I should add that I haven't changed the tutorial at all so it's way out of sync with the rest of the game as far as looks, but the content is still accurate.
Will try to fix that tomorrow.
I've done a graphical overhaul. Also made a few stabs at performance improvements and - I think - solved the restart bug. Over the next week or so I will be cleaning up the code to support recordings, tweaking a few more things as I go along. When I'm done with that I'll add extra gameplay and call it 1.5.
Try sitting at the menu for a while. Watch what happens to the starfield.
This game could be fun with two changes.
1. Larger size, people prefer having the game mostly fill their screen.
2. More interesting patterns. The goal and interface are easy to understand(though I ran into the circle and not the square first) but there isn't enough context to make the player's movements interesting.
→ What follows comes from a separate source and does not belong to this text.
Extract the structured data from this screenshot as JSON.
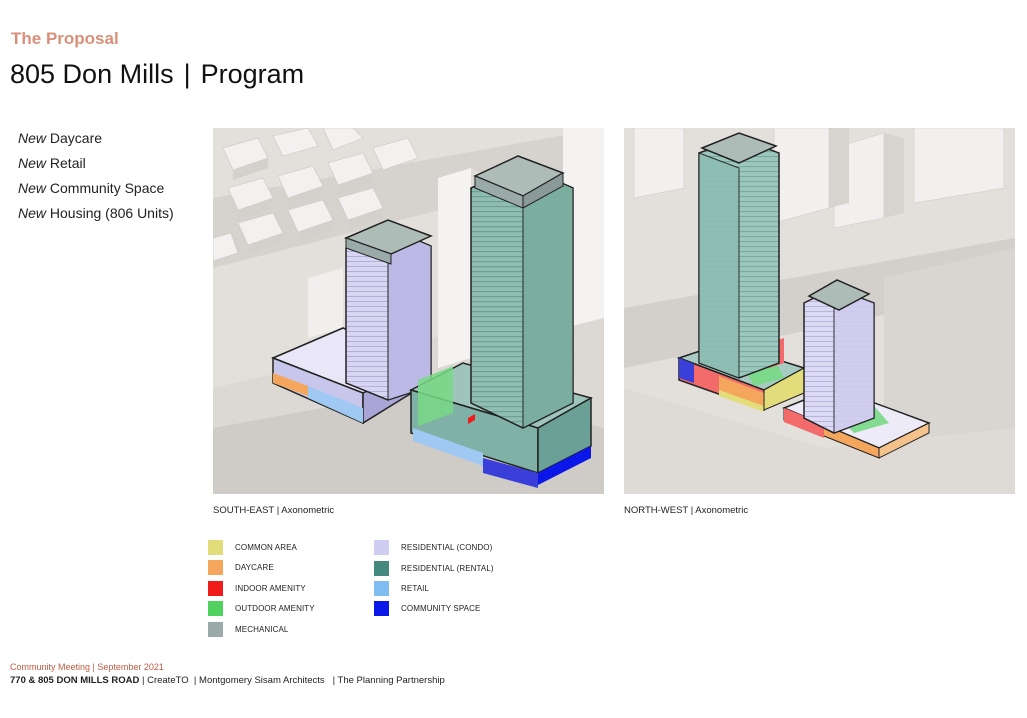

If the speed of the balls were based on, for example, colors in the background around them, the player would have enough information to plan a route instead of just avoiding the nearest danger, which would result in truly interesting movement.
OK, here are my plans for a 1.5 version:
* Increase game resolution and contrast ; add a more legible font (I know things can be hard to make out onscreen. If this isn't enough I'll redraw everything bigger for 2.0)
* Improve on the tutorials and interface. Increasing the resolution will let me add more information.
* Add demo recordings. I planned this from the beginning: it's going to be the basis for the high scores, but those are coming a little later. You will be able to view the top scorers' game sessions. No cheating or keeping secret exploits to get to the top.
* Add some upgrades and hopefully other gameplay elements. Build on the core gameplay already present.
* Fix bugs. If you can, please include the game number when you find a bug. It's shown at the end of every wave at top, and when you press restart. That way I have a chance of reproducing it.